Android 8.0 includes binder and hwbinder performance tests for throughput and latency. While many scenarios exist for detecting perceptible performance problems, running such scenarios can be time consuming and results are often unavailable until after a system is integrated. Using the provided performance tests makes it easier to test during development, detect serious problems earlier, and improve user experience.

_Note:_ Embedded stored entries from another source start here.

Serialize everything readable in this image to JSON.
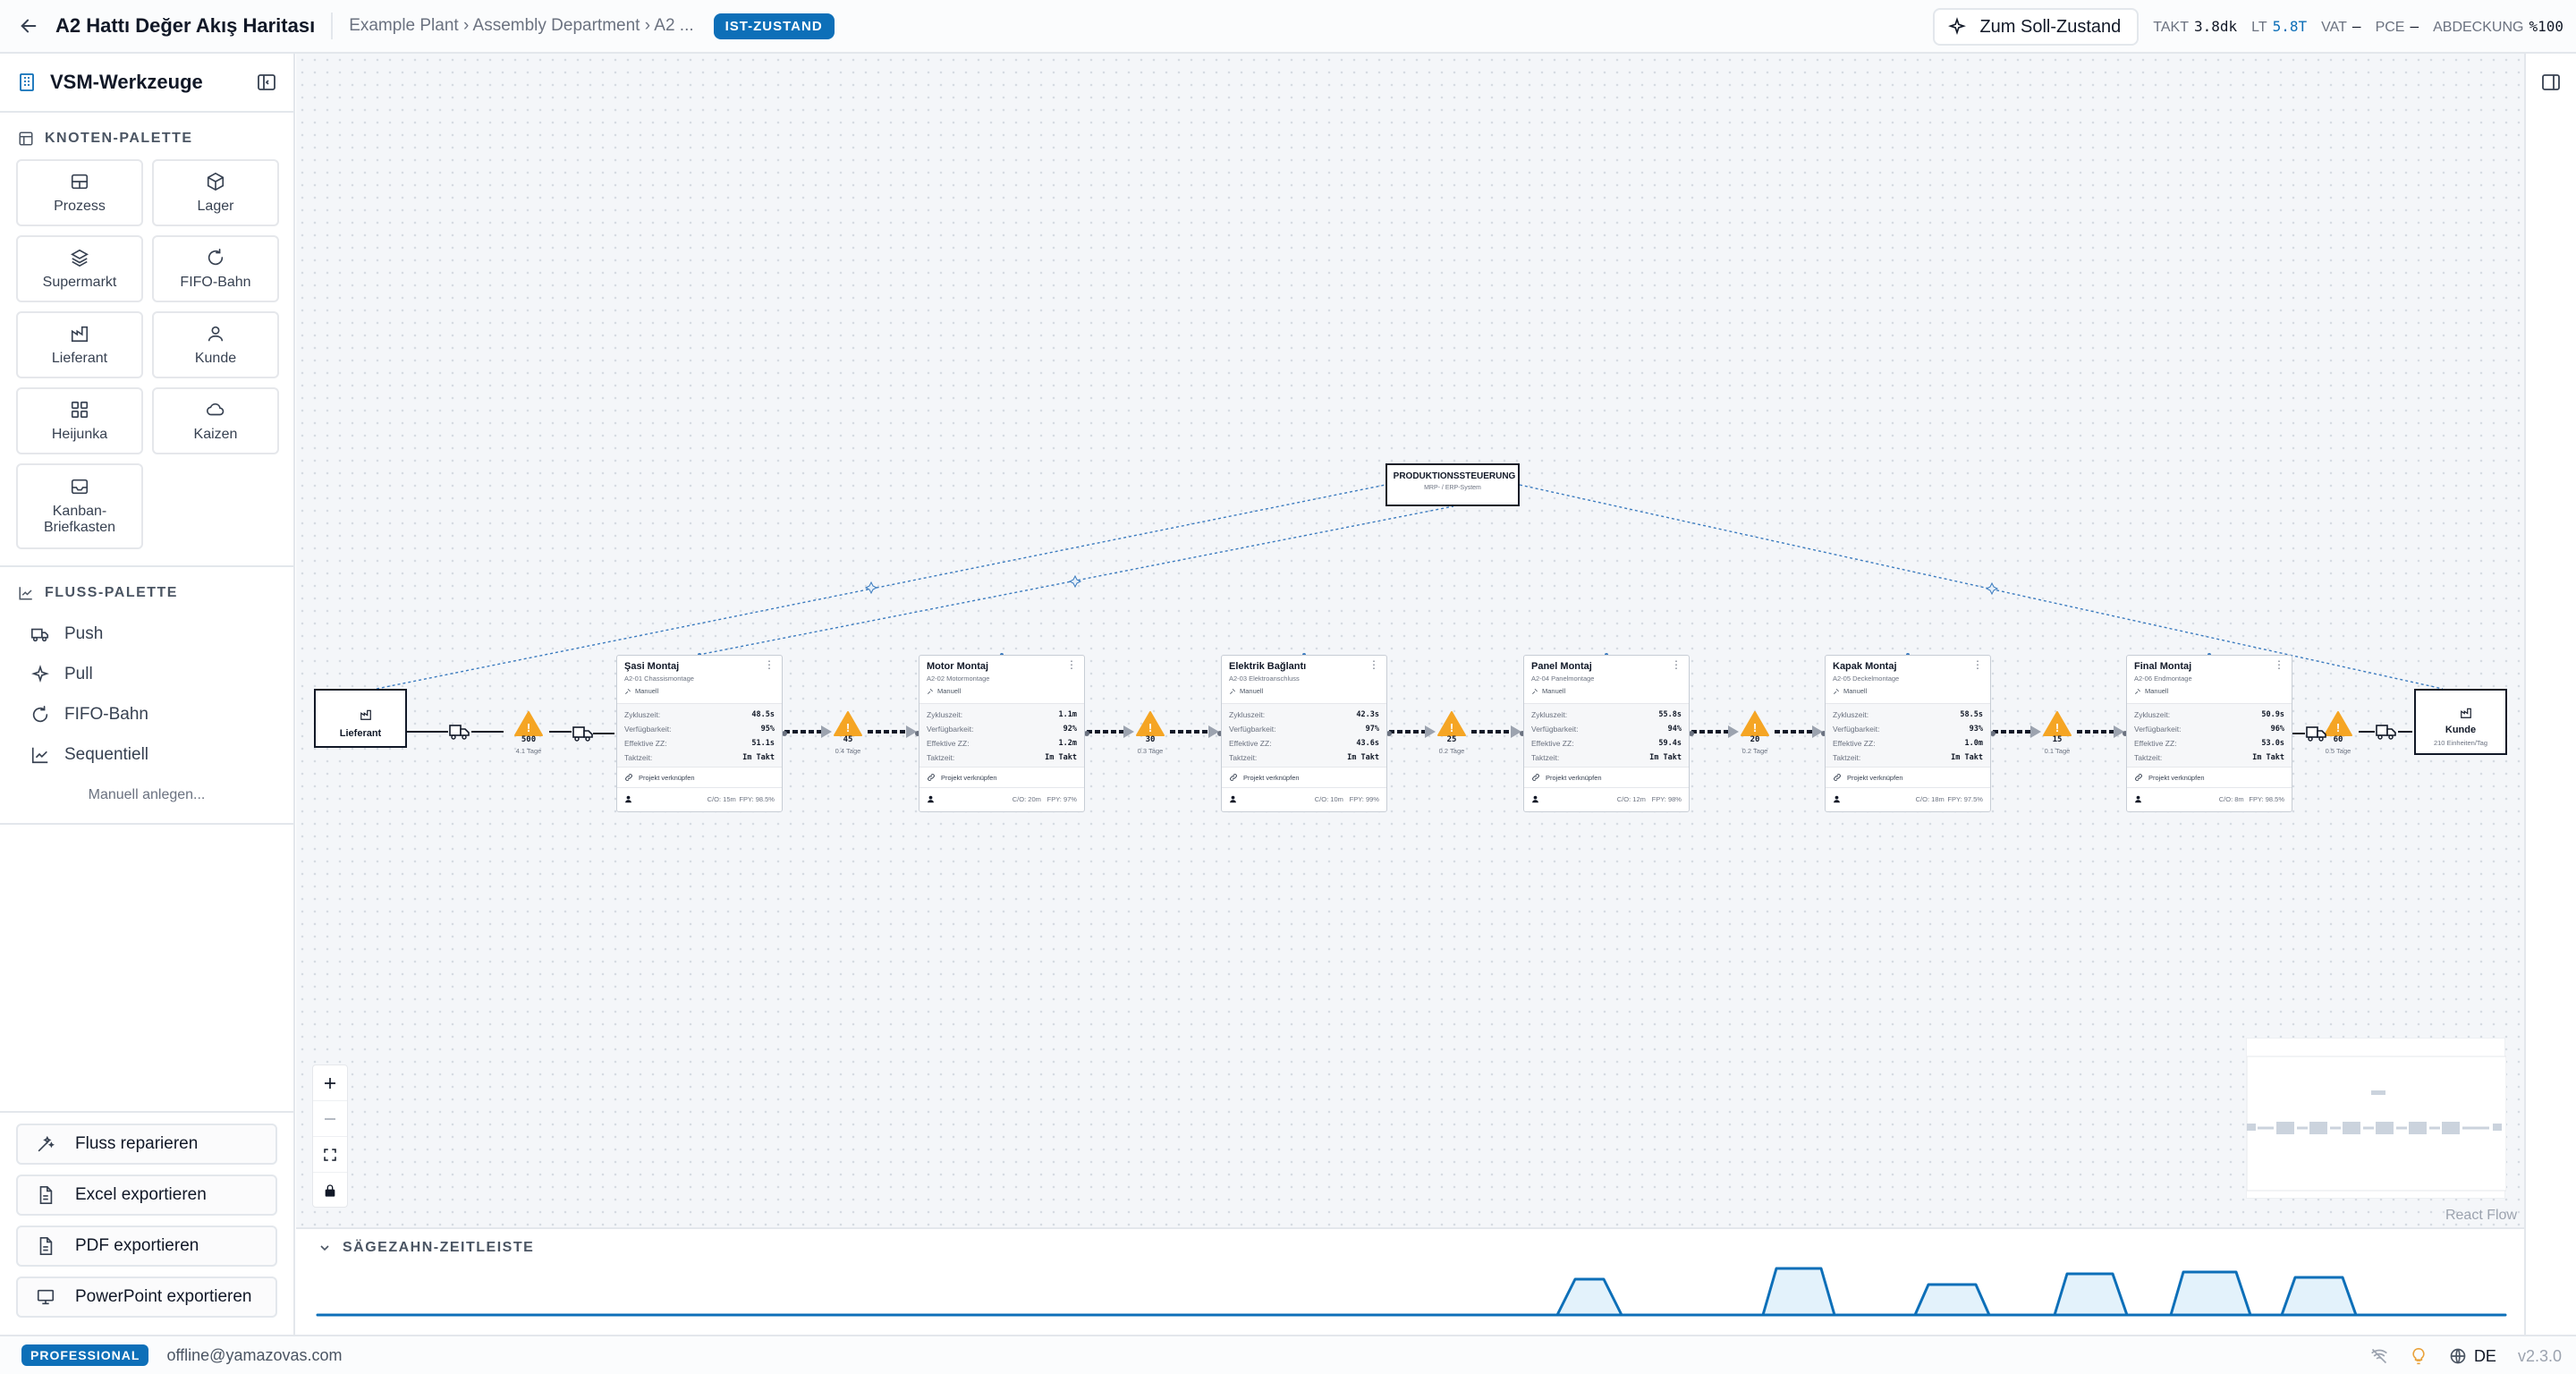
{
  "header": {
    "title": "A2 Hattı Değer Akış Haritası",
    "breadcrumb": "Example Plant › Assembly Department › A2 ...",
    "state_badge": "IST-ZUSTAND",
    "target_button": "Zum Soll-Zustand",
    "metrics": [
      {
        "label": "TAKT",
        "value": "3.8dk",
        "accent": false
      },
      {
        "label": "LT",
        "value": "5.8T",
        "accent": true
      },
      {
        "label": "VAT",
        "value": "—",
        "accent": false
      },
      {
        "label": "PCE",
        "value": "—",
        "accent": false
      },
      {
        "label": "ABDECKUNG",
        "value": "%100",
        "accent": false
      }
    ]
  },
  "sidebar": {
    "title": "VSM-Werkzeuge",
    "node_palette_title": "KNOTEN-PALETTE",
    "node_palette": [
      {
        "label": "Prozess",
        "icon": "process-icon"
      },
      {
        "label": "Lager",
        "icon": "box-icon"
      },
      {
        "label": "Supermarkt",
        "icon": "layers-icon"
      },
      {
        "label": "FIFO-Bahn",
        "icon": "refresh-icon"
      },
      {
        "label": "Lieferant",
        "icon": "factory-icon"
      },
      {
        "label": "Kunde",
        "icon": "user-icon"
      },
      {
        "label": "Heijunka",
        "icon": "grid-icon"
      },
      {
        "label": "Kaizen",
        "icon": "cloud-icon"
      },
      {
        "label": "Kanban-Briefkasten",
        "icon": "inbox-icon"
      }
    ],
    "flow_palette_title": "FLUSS-PALETTE",
    "flow_palette": [
      {
        "label": "Push",
        "icon": "truck-icon"
      },
      {
        "label": "Pull",
        "icon": "sparkle-icon"
      },
      {
        "label": "FIFO-Bahn",
        "icon": "refresh-icon"
      },
      {
        "label": "Sequentiell",
        "icon": "chart-line-icon"
      }
    ],
    "manual_link": "Manuell anlegen...",
    "actions": [
      {
        "label": "Fluss reparieren",
        "icon": "wand-icon"
      },
      {
        "label": "Excel exportieren",
        "icon": "file-icon"
      },
      {
        "label": "PDF exportieren",
        "icon": "file-icon"
      },
      {
        "label": "PowerPoint exportieren",
        "icon": "presentation-icon"
      }
    ]
  },
  "canvas": {
    "control_node": {
      "title": "PRODUKTIONSSTEUERUNG",
      "subtitle": "MRP- / ERP-System"
    },
    "supplier": {
      "label": "Lieferant"
    },
    "customer": {
      "label": "Kunde",
      "subtitle": "210 Einheiten/Tag"
    },
    "field_labels": {
      "cycle": "Zykluszeit:",
      "availability": "Verfügbarkeit:",
      "effective": "Effektive ZZ:",
      "takt": "Taktzeit:",
      "link_project": "Projekt verknüpfen"
    },
    "processes": [
      {
        "name": "Şasi Montaj",
        "code": "A2-01 Chassismontage",
        "tag": "Manuell",
        "cycle": "48.5s",
        "availability": "95%",
        "effective": "51.1s",
        "takt": "Im Takt",
        "co": "C/O: 15m",
        "fpy": "FPY: 98.5%"
      },
      {
        "name": "Motor Montaj",
        "code": "A2-02 Motormontage",
        "tag": "Manuell",
        "cycle": "1.1m",
        "availability": "92%",
        "effective": "1.2m",
        "takt": "Im Takt",
        "co": "C/O: 20m",
        "fpy": "FPY: 97%"
      },
      {
        "name": "Elektrik Bağlantı",
        "code": "A2-03 Elektroanschluss",
        "tag": "Manuell",
        "cycle": "42.3s",
        "availability": "97%",
        "effective": "43.6s",
        "takt": "Im Takt",
        "co": "C/O: 10m",
        "fpy": "FPY: 99%"
      },
      {
        "name": "Panel Montaj",
        "code": "A2-04 Panelmontage",
        "tag": "Manuell",
        "cycle": "55.8s",
        "availability": "94%",
        "effective": "59.4s",
        "takt": "Im Takt",
        "co": "C/O: 12m",
        "fpy": "FPY: 98%"
      },
      {
        "name": "Kapak Montaj",
        "code": "A2-05 Deckelmontage",
        "tag": "Manuell",
        "cycle": "58.5s",
        "availability": "93%",
        "effective": "1.0m",
        "takt": "Im Takt",
        "co": "C/O: 18m",
        "fpy": "FPY: 97.5%"
      },
      {
        "name": "Final Montaj",
        "code": "A2-06 Endmontage",
        "tag": "Manuell",
        "cycle": "50.9s",
        "availability": "96%",
        "effective": "53.0s",
        "takt": "Im Takt",
        "co": "C/O: 8m",
        "fpy": "FPY: 98.5%"
      }
    ],
    "inventories": [
      {
        "qty": "500",
        "days": "4.1 Tage"
      },
      {
        "qty": "45",
        "days": "0.4 Tage"
      },
      {
        "qty": "30",
        "days": "0.3 Tage"
      },
      {
        "qty": "25",
        "days": "0.2 Tage"
      },
      {
        "qty": "20",
        "days": "0.2 Tage"
      },
      {
        "qty": "15",
        "days": "0.1 Tage"
      },
      {
        "qty": "60",
        "days": "0.5 Tage"
      }
    ],
    "attribution": "React Flow"
  },
  "timeline": {
    "title": "SÄGEZAHN-ZEITLEISTE"
  },
  "status": {
    "plan": "PROFESSIONAL",
    "email": "offline@yamazovas.com",
    "language": "DE",
    "version": "v2.3.0"
  }
}
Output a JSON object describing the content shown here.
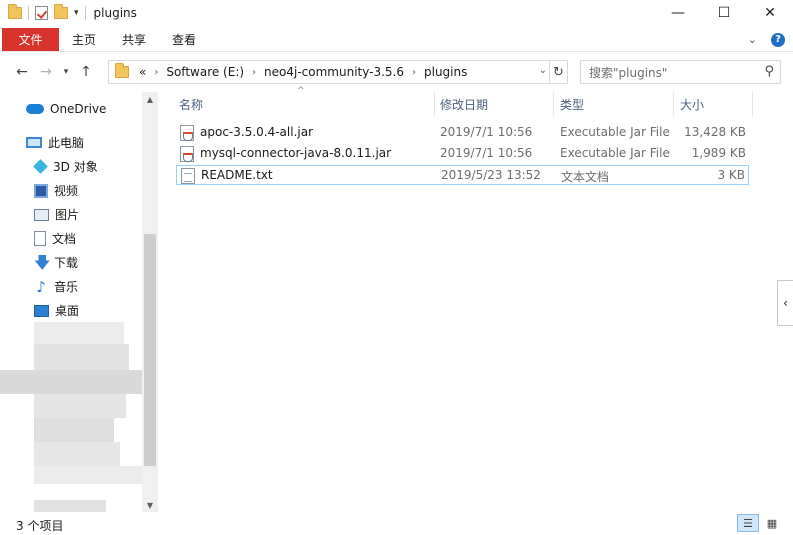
{
  "window": {
    "title": "plugins",
    "controls": {
      "minimize": "—",
      "maximize": "☐",
      "close": "✕"
    }
  },
  "ribbon": {
    "tabs": [
      "文件",
      "主页",
      "共享",
      "查看"
    ],
    "expand_icon": "⌄",
    "help": "?"
  },
  "address": {
    "prefix": "«",
    "crumbs": [
      "Software (E:)",
      "neo4j-community-3.5.6",
      "plugins"
    ],
    "search_placeholder": "搜索\"plugins\""
  },
  "nav": {
    "onedrive": "OneDrive",
    "this_pc": "此电脑",
    "items": [
      "3D 对象",
      "视频",
      "图片",
      "文档",
      "下载",
      "音乐",
      "桌面"
    ]
  },
  "columns": {
    "name": "名称",
    "date": "修改日期",
    "type": "类型",
    "size": "大小"
  },
  "files": [
    {
      "name": "apoc-3.5.0.4-all.jar",
      "date": "2019/7/1 10:56",
      "type": "Executable Jar File",
      "size": "13,428 KB",
      "icon": "jar-file-icon"
    },
    {
      "name": "mysql-connector-java-8.0.11.jar",
      "date": "2019/7/1 10:56",
      "type": "Executable Jar File",
      "size": "1,989 KB",
      "icon": "jar-file-icon"
    },
    {
      "name": "README.txt",
      "date": "2019/5/23 13:52",
      "type": "文本文档",
      "size": "3 KB",
      "icon": "text-file-icon"
    }
  ],
  "status": {
    "item_count": "3 个项目"
  }
}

Performance tests include the following four categories:
- binder throughput (available in
system/libhwbinder/vts/performance/Benchmark_binder.cpp
) - binder latency (available in
frameworks/native/libs/binder/tests/schd-dbg.cpp
) - hwbinder throughput (available in
system/libhwbinder/vts/performance/Benchmark.cpp
) - hwbinder latency (available in
system/libhwbinder/vts/performance/Latency.cpp
)
About binder and hwbinder
Binder and hwbinder are Android inter-process communication (IPC) infrastructures that share the same Linux driver but have the following qualitative differences:
Aspect | binder | hwbinder |
---|---|---|
Purpose | Provide a general purpose IPC scheme for framework | Communicate with hardware |
Property | Optimized for Android framework usage | Minimum overhead low latency |
Change scheduling policy for foreground/background | Yes | No |
Arguments passing | Uses serialization supported by Parcel object | Uses scatter buffers and avoids the overhead to copy data required for Parcel serialization |
Priority inheritance | No | Yes |
Binder and hwbinder processes
A systrace visualizer displays transactions as follows:
In the above example:
- The four (4) schd-dbg processes are client processes.
- The four (4) binder processes are server processes (name starts with Binder and ends with a sequence number).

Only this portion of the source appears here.